Do you feel like your hearing aid batteries are not keeping a charge as long as they should? Here are some surprising reasons that might occur. What is the average period of time that your hearing aid batteries should stay charged? Between 3 to 7 days is typical. That’s a very wide range. Actually, it’s so wide that it probably can’t help you predict what should be taking place with your hearing aid. Things might suddenly get quiet when you’re trying to hear the cashier at the grocery store after 4 days of battery power. Or it’s day 5 and you’re having a call with friends when all of a sudden you find yourself feeling really alone because you can no longer follow the conversation. Occasionally the batteries don’t even make 3 days. Like when you’re watching TV on day 2 and all of a sudden you can’t hear the show your that’s on. It’s more than a little inconvenient. You simply can’t tell how much battery power you have left in your hearing aids and it’s causing you to miss out on life. If your hearing aid batteries are dying too fast, there are a few likely causes.
A Battery Can be Depleted by Moisture
There aren’t many species that produce moisture through their skin but humans do. It’s a cooling method. It’s the body’s way of purging the blood of toxins and sodium. On top of this, you might live in a rainy or humid climate where things are even more moist. The air vent in your hearing aid can get clogged by this added moisture and it will be less effective. It can even drain the battery directly by interacting with the chemicals which create electricity. You can prevent moisture-related battery drainage with these measures:
- Moist conditions, like the kitchen or bathroom are not a good place to keep your hearing aids
- if your storing them for a few days or more, take the batteries out
- Obtain a dehumidifier for your hearing aids
- Open the battery door before storing the hearing aids
Batteries Can be Drained by Advanced Hearing Aid Functions
Modern digital hearing aids help people hear so much better than ones that came out just ten years ago. But these extra features can cause batteries to drain faster if you’re not keeping an eye on them. Don’t stop using your favorite features. But be aware that if you stream music for hours from your smartphone to your hearing aids, you’ll have to replace the battery sooner. Bluetooth, multichannel, tinnitus relief, noise canceling — all of these additional functions can drain your battery.
Batteries Can be Affected by Altitude Changes
Your batteries can be drained if you go from low to high altitudes specifically if they are already low on juice. When flying, skiing or climbing always takes some extra batteries.
Maybe The Batteries Aren’t Really Low
Some hearing aids let you know when the battery is low. These alerts are, under normal circumstances, a “heads up”. It doesn’t mean you have a depleted battery. Moreover, sometimes an environmental change in altitude or humidity temporarily causes the charge to drop and the low battery alert gets activated. In order to stop the alarm, remove the batteries, and then put them back in. You might be able to get several more hours or even days of battery life.
Improper Handling of Batteries
Wait until you’re about to use your hearing aid to pull the tab from the battery. Always wash your hands before touching your hearing aids or batteries to avoid getting dirt or hand oil on them. Never freeze hearing aid batteries. This technique may increase the life of some types of battery but it doesn’t work with hearing aid batteries. Hearing aid batteries may lose battery power more quickly if you make these basic handling errors.
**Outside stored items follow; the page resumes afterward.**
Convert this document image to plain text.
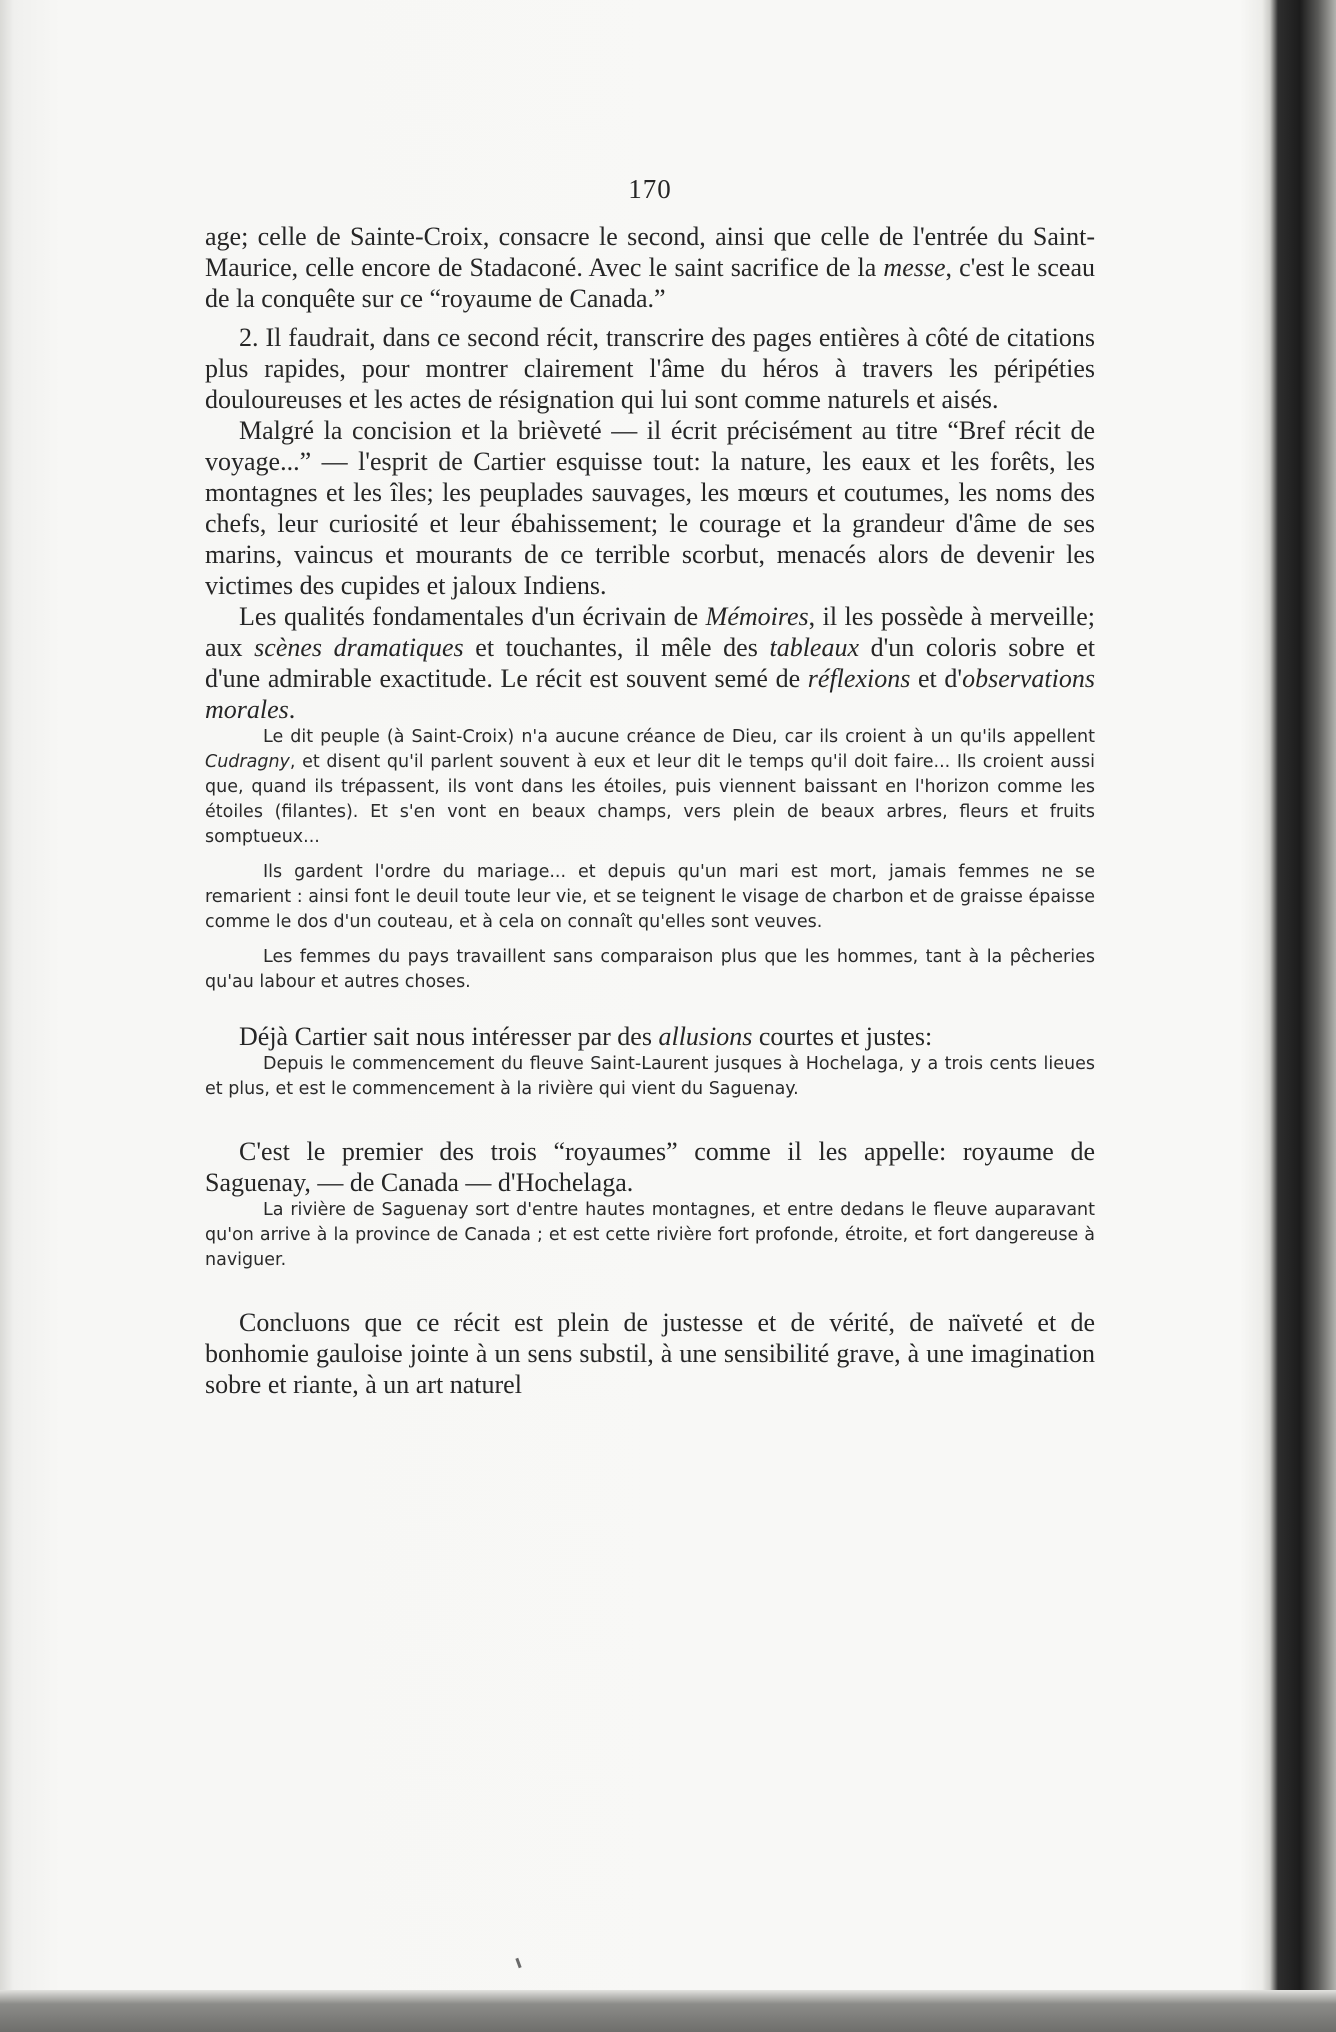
170

age; celle de Sainte-Croix, consacre le second, ainsi que celle de l'entrée du Saint-Maurice, celle encore de Stadaconé. Avec le saint sacrifice de la messe, c'est le sceau de la conquête sur ce “royaume de Canada.”

2. Il faudrait, dans ce second récit, transcrire des pages entières à côté de citations plus rapides, pour montrer clairement l'âme du héros à travers les péripéties douloureuses et les actes de résignation qui lui sont comme naturels et aisés.

Malgré la concision et la brièveté — il écrit précisément au titre “Bref récit de voyage...” — l'esprit de Cartier esquisse tout: la nature, les eaux et les forêts, les montagnes et les îles; les peuplades sauvages, les mœurs et coutumes, les noms des chefs, leur curiosité et leur ébahissement; le courage et la grandeur d'âme de ses marins, vaincus et mourants de ce terrible scorbut, menacés alors de devenir les victimes des cupides et jaloux Indiens.

Les qualités fondamentales d'un écrivain de Mémoires, il les possède à merveille; aux scènes dramatiques et touchantes, il mêle des tableaux d'un coloris sobre et d'une admirable exactitude. Le récit est souvent semé de réflexions et d'observations morales.

Le dit peuple (à Saint-Croix) n'a aucune créance de Dieu, car ils croient à un qu'ils appellent Cudragny, et disent qu'il parlent souvent à eux et leur dit le temps qu'il doit faire... Ils croient aussi que, quand ils trépassent, ils vont dans les étoiles, puis viennent baissant en l'horizon comme les étoiles (filantes). Et s'en vont en beaux champs, vers plein de beaux arbres, fleurs et fruits somptueux...

Ils gardent l'ordre du mariage... et depuis qu'un mari est mort, jamais femmes ne se remarient : ainsi font le deuil toute leur vie, et se teignent le visage de charbon et de graisse épaisse comme le dos d'un couteau, et à cela on connaît qu'elles sont veuves.

Les femmes du pays travaillent sans comparaison plus que les hommes, tant à la pêcheries qu'au labour et autres choses.

Déjà Cartier sait nous intéresser par des allusions courtes et justes:

Depuis le commencement du fleuve Saint-Laurent jusques à Hochelaga, y a trois cents lieues et plus, et est le commencement à la rivière qui vient du Saguenay.

C'est le premier des trois “royaumes” comme il les appelle: royaume de Saguenay, — de Canada — d'Hochelaga.

La rivière de Saguenay sort d'entre hautes montagnes, et entre dedans le fleuve auparavant qu'on arrive à la province de Canada ; et est cette rivière fort profonde, étroite, et fort dangereuse à naviguer.

Concluons que ce récit est plein de justesse et de vérité, de naïveté et de bonhomie gauloise jointe à un sens substil, à une sensibilité grave, à une imagination sobre et riante, à un art naturel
Getting a Year’s Supply of Batteries Isn’t a Very Good Idea
When you can afford to do it, purchasing in bulk can be a smart plan. But as you come to the end of the pack, the last several batteries probably won’t be at full power. Unless you don’t mind wasting a few, try to stay with a six month supply.
Buying Hearing Aid Batteries Online
This isn’t a general criticism of purchasing stuff on the web. There are some pretty great deals out in cyberspace. But some batteries that can be found on the internet are being sold by less honest individuals and are close to their expiration date. They might even be past their expiration date. So you need to be careful.
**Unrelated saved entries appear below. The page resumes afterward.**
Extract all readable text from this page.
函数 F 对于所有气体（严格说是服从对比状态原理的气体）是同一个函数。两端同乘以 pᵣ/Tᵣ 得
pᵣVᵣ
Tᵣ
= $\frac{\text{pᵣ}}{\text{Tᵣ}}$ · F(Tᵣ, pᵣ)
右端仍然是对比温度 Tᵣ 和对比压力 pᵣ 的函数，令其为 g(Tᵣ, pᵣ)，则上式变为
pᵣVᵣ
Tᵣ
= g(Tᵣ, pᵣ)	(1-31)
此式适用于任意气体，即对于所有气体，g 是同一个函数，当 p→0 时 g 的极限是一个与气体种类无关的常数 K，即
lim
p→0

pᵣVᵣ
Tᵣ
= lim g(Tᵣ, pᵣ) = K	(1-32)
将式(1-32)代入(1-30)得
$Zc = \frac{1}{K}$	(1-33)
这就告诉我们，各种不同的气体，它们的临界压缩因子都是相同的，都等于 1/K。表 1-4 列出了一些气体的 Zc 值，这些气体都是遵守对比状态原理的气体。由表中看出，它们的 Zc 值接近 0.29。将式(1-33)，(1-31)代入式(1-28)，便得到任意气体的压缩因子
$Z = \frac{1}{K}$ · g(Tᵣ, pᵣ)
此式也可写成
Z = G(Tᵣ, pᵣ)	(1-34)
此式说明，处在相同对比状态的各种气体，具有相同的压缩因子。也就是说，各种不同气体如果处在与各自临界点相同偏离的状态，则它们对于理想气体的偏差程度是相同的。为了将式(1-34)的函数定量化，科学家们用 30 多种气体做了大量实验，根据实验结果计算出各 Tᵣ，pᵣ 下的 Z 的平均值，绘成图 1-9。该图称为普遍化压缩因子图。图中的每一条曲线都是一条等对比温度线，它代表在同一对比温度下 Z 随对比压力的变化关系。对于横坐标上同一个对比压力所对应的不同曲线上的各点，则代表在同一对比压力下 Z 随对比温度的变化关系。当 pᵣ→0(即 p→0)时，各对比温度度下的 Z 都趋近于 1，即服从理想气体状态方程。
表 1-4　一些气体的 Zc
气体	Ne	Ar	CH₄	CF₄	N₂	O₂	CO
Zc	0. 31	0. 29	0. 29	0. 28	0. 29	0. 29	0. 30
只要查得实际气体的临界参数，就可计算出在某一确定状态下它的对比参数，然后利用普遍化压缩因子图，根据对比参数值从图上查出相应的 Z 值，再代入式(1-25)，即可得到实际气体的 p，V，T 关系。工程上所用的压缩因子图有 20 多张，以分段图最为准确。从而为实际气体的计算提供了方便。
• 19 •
Both alkaline (AA, AAA, etc.) and zinc hearing aid batteries have an expiration date. If you were going to buy milk, you would look at the expiration date. You should use the same amount of caution with batteries. Be sure that the date is well in the future so that you can get the most use out of the pack. If the website doesn’t state an expiration date, send the online vendor a message, or purchase batteries from us. Only buy batteries from trusted sources.
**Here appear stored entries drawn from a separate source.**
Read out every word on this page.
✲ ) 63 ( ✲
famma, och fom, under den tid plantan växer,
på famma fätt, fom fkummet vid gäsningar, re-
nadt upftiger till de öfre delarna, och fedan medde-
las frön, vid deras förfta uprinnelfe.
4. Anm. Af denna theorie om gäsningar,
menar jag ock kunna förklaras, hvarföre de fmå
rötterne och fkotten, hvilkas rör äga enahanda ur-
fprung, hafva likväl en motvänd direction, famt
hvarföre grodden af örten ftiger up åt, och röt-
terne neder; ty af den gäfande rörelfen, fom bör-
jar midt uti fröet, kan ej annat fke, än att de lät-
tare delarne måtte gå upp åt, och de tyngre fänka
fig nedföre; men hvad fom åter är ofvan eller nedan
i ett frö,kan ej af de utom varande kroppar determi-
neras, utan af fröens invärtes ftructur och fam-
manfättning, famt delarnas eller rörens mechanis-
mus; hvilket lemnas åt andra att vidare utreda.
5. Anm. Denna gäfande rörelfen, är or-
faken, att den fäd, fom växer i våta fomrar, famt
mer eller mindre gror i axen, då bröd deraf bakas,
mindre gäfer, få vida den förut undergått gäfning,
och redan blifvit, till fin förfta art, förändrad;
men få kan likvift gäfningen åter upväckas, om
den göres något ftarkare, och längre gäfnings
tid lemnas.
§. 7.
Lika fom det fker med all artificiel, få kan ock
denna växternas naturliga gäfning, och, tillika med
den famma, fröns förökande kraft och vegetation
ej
Now You Can Get Rechargeable Hearing Aids
There are a number of reasons that hearing batteries could drain quickly. But you can get more life out of your batteries by taking some precautions. If you’re looking to buy a new set of hearing aids, you might consider a rechargeable model. If you charge them at night, you get a full day of hearing the next day. The rechargeable batteries only have to be replaced every few years.